A paper in Nature Neuroscience, by Google unit DeepMind, noted that the neurotransmitter is, perhaps, what gives man an edge over computers. According to the findings, algorithms can learn video games of an era long gone think Pong and Atari classics.

“But as impressive as this performance is, AI still relies on the equivalent of thousands of hours of gameplay to reach and surpass the performance of human video game players,” said DeepMind on its site. “In contrast, we can usually grasp the basics of a video game we have never played before in a matter of minutes.”

Delving into just how humans can learn so much faster has spawned a theory, known as meta-learning, or as DeepMind put it, “learning to learn.” In that process, there are two timescales: the short-term, where individuals focus on learning by example, and the longer run where people focus on the abstract “rules” that tie into getting things done. DeepMind further noted that AI is able to approximate meta-learning, and yet “the specific mechanisms that allow this process to take place in the brain are still largely unexplained in neuroscience.”

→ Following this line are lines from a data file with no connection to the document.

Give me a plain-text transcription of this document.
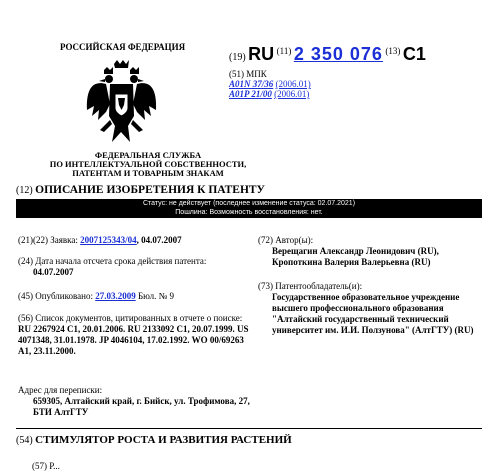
РОССИЙСКАЯ ФЕДЕРАЦИЯ
(19) RU (11) 2 350 076 (13) C1
(51) МПК
A01N 37/36 (2006.01)
A01P 21/00 (2006.01)
ФЕДЕРАЛЬНАЯ СЛУЖБА
ПО ИНТЕЛЛЕКТУАЛЬНОЙ СОБСТВЕННОСТИ,
ПАТЕНТАМ И ТОВАРНЫМ ЗНАКАМ
(12) ОПИСАНИЕ ИЗОБРЕТЕНИЯ К ПАТЕНТУ
Статус: не действует (последнее изменение статуса: 02.07.2021)
Пошлина: Возможность восстановления: нет.
(21)(22) Заявка: 2007125343/04, 04.07.2007
(24) Дата начала отсчета срока действия патента:
04.07.2007
(45) Опубликовано: 27.03.2009 Бюл. № 9
(56) Список документов, цитированных в отчете о поиске: RU 2267924 C1, 20.01.2006. RU 2133092 C1, 20.07.1999. US 4071348, 31.01.1978. JP 4046104, 17.02.1992. WO 00/69263 A1, 23.11.2000.
Адрес для переписки:
659305, Алтайский край, г. Бийск, ул. Трофимова, 27, БТИ АлтГТУ
(72) Автор(ы):
Верещагин Александр Леонидович (RU),
Кропоткина Валерия Валерьевна (RU)
(73) Патентообладатель(и):
Государственное образовательное учреждение высшего профессионального образования "Алтайский государственный технический университет им. И.И. Ползунова" (АлтГТУ) (RU)
(54) СТИМУЛЯТОР РОСТА И РАЗВИТИЯ РАСТЕНИЙ
(57) Р...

The paper explores the role of dopamine in learning and likening it to what is known as the “reward prediction error signal” that is used in algorithms. Yet, dopamine transcends just the acknowledgement and anticipation of rewards, with a look back at past history, and helps the brain learn with efficiency and flexibility.

The researchers “virtually recreated” six meta-learning experiments from neuroscience, with a model that is known as a recurrent neural network and can draw on past experiences. A reward prediction network tied to the algorithm was analogous to dopamine. The neural network was comped against animals’ performance among the experiments.

In one example, known as the Harlow Experiment, algorithms chose between two randomly-generated images, with one of the pair tied to rewards (the animals, in this case, a group of monkeys). As noted in VentureBeat, the algorithm performed on par with the animals, “making reward associated choices from new images it had not seen before.”  The learning was centered in the recurrent neural network, which the site and the paper said supports dopamine as a component in meta-learning.

The site noted that, in the past, Google’s DeepMind built a “partial anatomical model” of the human brain. This model created a neural network that shadowed the brain’s own activity, with an AI machine that could operate more efficiently than most neural nets.

The researchers said the insights tied to the most recent tests “can be applied to explain findings in neuroscience and psychology highlights the value each field can offer the other. Going forward, we anticipate that much benefit can be gained in the reverse direction, by taking guidance from specific organization of brain circuits in designing new models for learning in reinforcement learning agents.”